Meaning and form
Language is about the association between two very different domains, that of
meaning (including everything anybody might ever want to talk about) and
that of linguistic form (phonetic/orthographic units, words, sentences, discourses).
Going from one to the other is what language users must somehow accomplish.
Because the mapping is very complex, this is hard.
To the extent that we need to be concerned about meaning, it is inherently hard because
it seems to require (1) a theory of things and events in the world (including hypothetical ones)
and/or (2) a theory of how
we perceive the things and events in the world.
- Units of language are often ambiguous;
they have multiple interpretations.
- Words and structures often fail to correspond across languages, and one way to think about the differences
is in terms of differences in meaning.
- In general, language is underspecified
in its output. Analyzers have to work to fill in the gaps.
Ambiguity: by aspect of language
- Word sense
She left her money on the bank.
- Syntactic category
The old man the boats.
- Structure
The boy saw the girl on the hill with the telescope.
- Reference
The waiter finally brought the customer his eggs, but he wasn't hungry anymore.
- Translation
alilala → he slept? he lay down?
Ambiguity: by what's needed in order to disambiguate
- Global ambiguity: whole sentence is ambiguous
- Well, did you do it?
- Why are you wearing THAT?
- Mary knocked her flat.
- Alice left her husband for the garbageman.
- It's hard to eat pizza with chopsticks.
- Swahili relative clauses
a-
| -na-
| -ye-
| -m- |
-penda
|
he/she
| PRES
| REL(3pers.sing.)
| him/her
| like
|
'who likes him/her'
'whom he/she likes'
|
- it is broken →
kimevunjika, kinavunjwa
- Local ambiguity: portions of a sentence are ambiguous
- The soup pot covers are missing.
- The inexperienced band together.
- Have the students who missed the exam take it today.
- The astronomer married the star.
- Hakuchoka kwa sababu alilala kwa muda mrefu.
→
He isn't tired because he slept a long time.
Structure
Units (other than the smallest units) consist of constituents.
Constituency matters because it is meaningful;
meanings are apparently created and extracted on the basis of something like compositionality:
the meaning of a whole is a function of the meanings of its parts and the
structural relationships among the parts.
-
The boundaries between constituents are usually not obvious.
Language analyzers need to segment the input.
- Language generation works by converting concepts into linguistic
units.
This involves a sort of semantic "segmentation" and a mapping of
these segments onto linguistic units.
- Identifying the structure of a chunk of language involves both segmentation,
finding boundaries between constituents, and aggregation,
combining elements into larger units.
The clues to how this is done may not be obvious.
-
Generating language presumably involves aggregation of smaller semantic units
into larger ones.
-
Recognizing and generating discourse involves analogical mappings between structures.
Categories and invariance
Linguistic units belong to categories.
Some of these, such as words, are directly involved in language analysis and generation.

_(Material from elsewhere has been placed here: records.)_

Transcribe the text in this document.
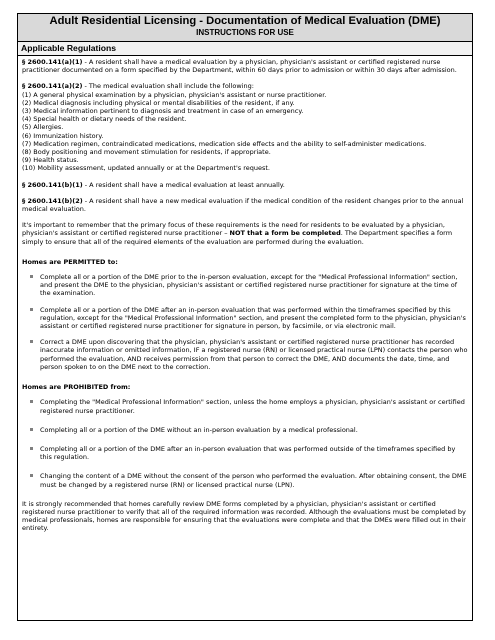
Adult Residential Licensing - Documentation of Medical Evaluation (DME)
INSTRUCTIONS FOR USE
Applicable Regulations

§ 2600.141(a)(1) - A resident shall have a medical evaluation by a physician, physician's assistant or certified registered nurse practitioner documented on a form specified by the Department, within 60 days prior to admission or within 30 days after admission.

§ 2600.141(a)(2) - The medical evaluation shall include the following:

(1) A general physical examination by a physician, physician's assistant or nurse practitioner.
(2) Medical diagnosis including physical or mental disabilities of the resident, if any.
(3) Medical information pertinent to diagnosis and treatment in case of an emergency.
(4) Special health or dietary needs of the resident.
(5) Allergies.
(6) Immunization history.
(7) Medication regimen, contraindicated medications, medication side effects and the ability to self-administer medications.
(8) Body positioning and movement stimulation for residents, if appropriate.
(9) Health status.
(10) Mobility assessment, updated annually or at the Department's request.

§ 2600.141(b)(1) - A resident shall have a medical evaluation at least annually.

§ 2600.141(b)(2) - A resident shall have a new medical evaluation if the medical condition of the resident changes prior to the annual medical evaluation.

It's important to remember that the primary focus of these requirements is the need for residents to be evaluated by a physician, physician's assistant or certified registered nurse practitioner – NOT that a form be completed. The Department specifies a form simply to ensure that all of the required elements of the evaluation are performed during the evaluation.

Homes are PERMITTED to:
Complete all or a portion of the DME prior to the in-person evaluation, except for the "Medical Professional Information" section, and present the DME to the physician, physician's assistant or certified registered nurse practitioner for signature at the time of the examination.
Complete all or a portion of the DME after an in-person evaluation that was performed within the timeframes specified by this regulation, except for the "Medical Professional Information" section, and present the completed form to the physician, physician's assistant or certified registered nurse practitioner for signature in person, by facsimile, or via electronic mail.
Correct a DME upon discovering that the physician, physician's assistant or certified registered nurse practitioner has recorded inaccurate information or omitted information, IF a registered nurse (RN) or licensed practical nurse (LPN) contacts the person who performed the evaluation, AND receives permission from that person to correct the DME, AND documents the date, time, and person spoken to on the DME next to the correction.
Homes are PROHIBITED from:
Completing the "Medical Professional Information" section, unless the home employs a physician, physician's assistant or certified registered nurse practitioner.
Completing all or a portion of the DME without an in-person evaluation by a medical professional.
Completing all or a portion of the DME after an in-person evaluation that was performed outside of the timeframes specified by this regulation.
Changing the content of a DME without the consent of the person who performed the evaluation. After obtaining consent, the DME must be changed by a registered nurse (RN) or licensed practical nurse (LPN).

It is strongly recommended that homes carefully review DME forms completed by a physician, physician's assistant or certified registered nurse practitioner to verify that all of the required information was recorded. Although the evaluations must be completed by medical professionals, homes are responsible for ensuring that the evaluations were complete and that the DMEs were filled out in their entirety.
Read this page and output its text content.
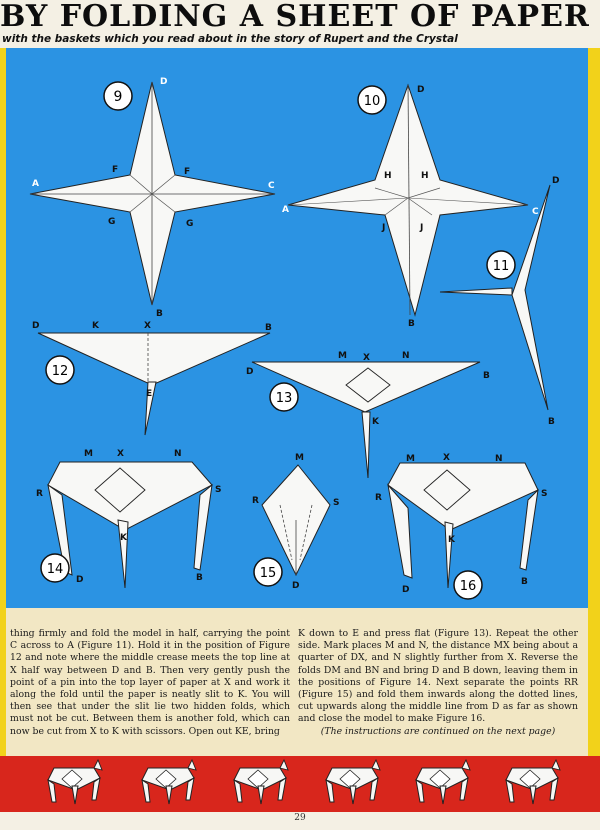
BY FOLDING A SHEET OF PAPER
with the baskets which you read about in the story of Rupert and the Crystal
9
D
A	C
F	F
G	G
B
10
D
A	C
H	H
J	J
B
11
D
B
12
D	K	X	B
E	13
M X	N
D	B
K
14
M	X	N
R	S
K
D	B	15
M
R	S
D	16
M	X	N
R	S
K
D
B
thing firmly and fold the model in half, carrying the point C across to A (Figure 11). Hold it in the position of Figure 12 and note where the middle crease meets the top line at X half way between D and B. Then very gently push the point of a pin into the top layer of paper at X and work it along the fold until the paper is neatly slit to K. You will then see that under the slit lie two hidden folds, which must not be cut. Between them is another fold, which can now be cut from X to K with scissors. Open out KE, bring
K down to E and press flat (Figure 13). Repeat the other side. Mark places M and N, the distance MX being about a quarter of DX, and N slightly further from X. Reverse the folds DM and BN and bring D and B down, leaving them in the positions of Figure 14. Next separate the points RR (Figure 15) and fold them inwards along the dotted lines, cut upwards along the middle line from D as far as shown and close the model to make Figure 16.
(The instructions are continued on the next page)
29
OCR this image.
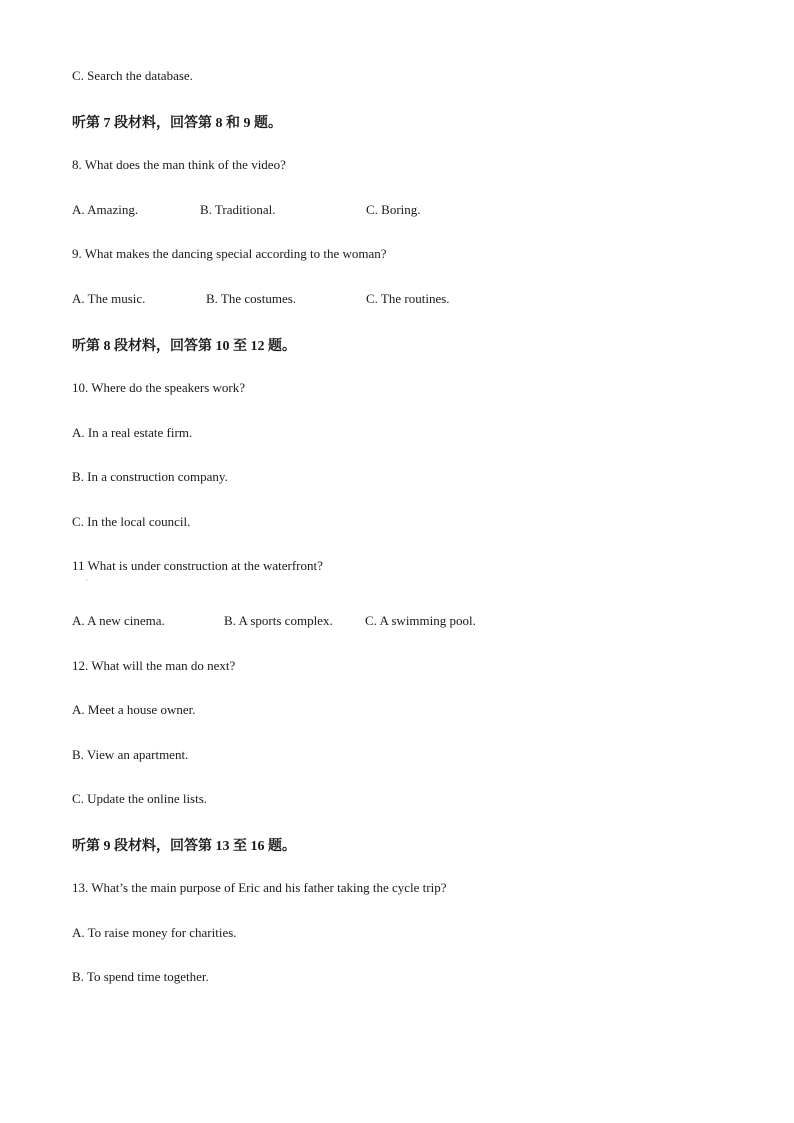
C. Search the database.
听第 7 段材料，回答第 8 和 9 题。
8. What does the man think of the video?
A. Amazing.	B. Traditional.	C. Boring.
9. What makes the dancing special according to the woman?
A. The music.	B. The costumes.	C. The routines.
听第 8 段材料，回答第 10 至 12 题。
10. Where do the speakers work?
A. In a real estate firm.
B. In a construction company.
C. In the local council.
11 What is under construction at the waterfront?
·
A. A new cinema.	B. A sports complex. C. A swimming pool.
12. What will the man do next?
A. Meet a house owner.
B. View an apartment.
C. Update the online lists.
听第 9 段材料，回答第 13 至 16 题。
13. What’s the main purpose of Eric and his father taking the cycle trip?
A. To raise money for charities.
B. To spend time together.
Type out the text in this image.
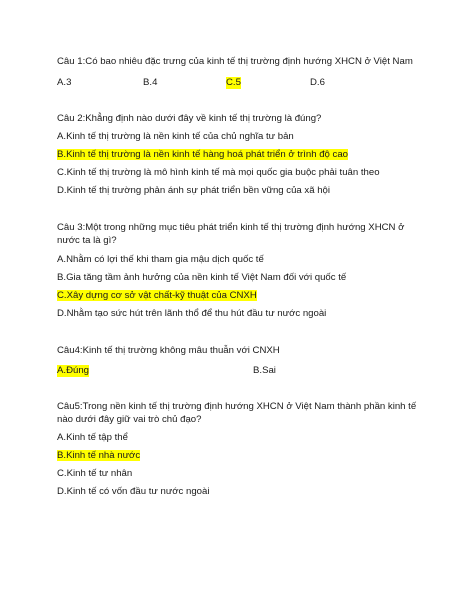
Câu 1:Có bao nhiêu đặc trưng của kinh tế thị trường định hướng XHCN ở Việt Nam
A.3	B.4	C.5	D.6
Câu 2:Khẳng định nào dưới đây về kinh tế thị trường là đúng?
A.Kinh tế thị trường là nền kinh tế của chủ nghĩa tư bản
B.Kinh tế thị trường là nền kinh tế hàng hoá phát triển ở trình độ cao
C.Kinh tế thị trường là mô hình kinh tế mà mọi quốc gia buộc phải tuân theo
D.Kinh tế thị trường phản ánh sự phát triển bền vững của xã hội
Câu 3:Một trong những mục tiêu phát triển kinh tế thị trường định hướng XHCN ở nước ta là gì?
A.Nhằm có lợi thế khi tham gia mậu dịch quốc tế
B.Gia tăng tầm ảnh hưởng của nền kinh tế Việt Nam đối với quốc tế
C.Xây dựng cơ sở vật chất-kỹ thuật của CNXH
D.Nhằm tạo sức hút trên lãnh thổ để thu hút đầu tư nước ngoài
Câu4:Kinh tế thị trường không mâu thuẫn với CNXH
A.Đúng	B.Sai
Câu5:Trong nền kinh tế thị trường định hướng XHCN ở Việt Nam thành phần kinh tế nào dưới đây giữ vai trò chủ đạo?
A.Kinh tế tập thể
B.Kinh tế nhà nước
C.Kinh tế tư nhân
D.Kinh tế có vốn đầu tư nước ngoài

Others, such as syllables, are in the service of analysis or generation.
Learning and recognizing categories means solving the invariance problem,
discovering what matters and what does not for each category.
-
Phonological categories, especially phonemes, are notoriously variable, depending
on the phonetic context, the speaker's age and gender, and global properties
of the utterance.
The invariance problem is the problem of establishing what it is that makes, say,
a /p/ a /p/ and what it is that's irrelevant and must be factored out in
identifying consonants.
-
The form of a morpheme may vary considerably, depending on the morphemes and phonemes around it.
Redundancy and grammaticality
Languages are also often redundant in very specific and constrained ways.
This may make language analysis easier, but
language generators must adhere to these constraints in order to produce
grammatical utterances.
Productivity and systematicity
Language generators can generate and language analyzers can analyze
sentences and discourses that they've never heard before by recombining units in
novel ways, using familiar patterns of combination.
That is, language is productive.
Whatever form it takes, knowledge of language has to permit generalization.
Whether this involves only interpolation between known examples or extrapolation
beyond them (more challenging) is not so clear.
Learnability
Obviously languages are learned, though how much is learned is a subject of
lots of disagreement.
The problem is that the input to the learner seems to underspecify what
needs to get learned; that is, the range of possible "hypotheses" that are
compatible with the input is too large.
If the input to machines learning natural language is "natural", they will face similar problems.
Apparently some sort of constraints are needed on what can be learned.
But what sort?
-
Children often learn the meanings of words on the basis of very few presentations.
Without constraints on what is a possible meaning, this seems impossible.
-
Multiple grammars seem to be compatible with the input children receive.
Without constraints on what is a possible grammar, it seems impossible to learn
grammar.
Multiple sources of knowledge
Understanding and producing language require the simultaneous use of multiple
levels of linguistic and non-linguistic knowledge and reasoning, including
reasoning about the beliefs of the speaker/hearer (theory of mind).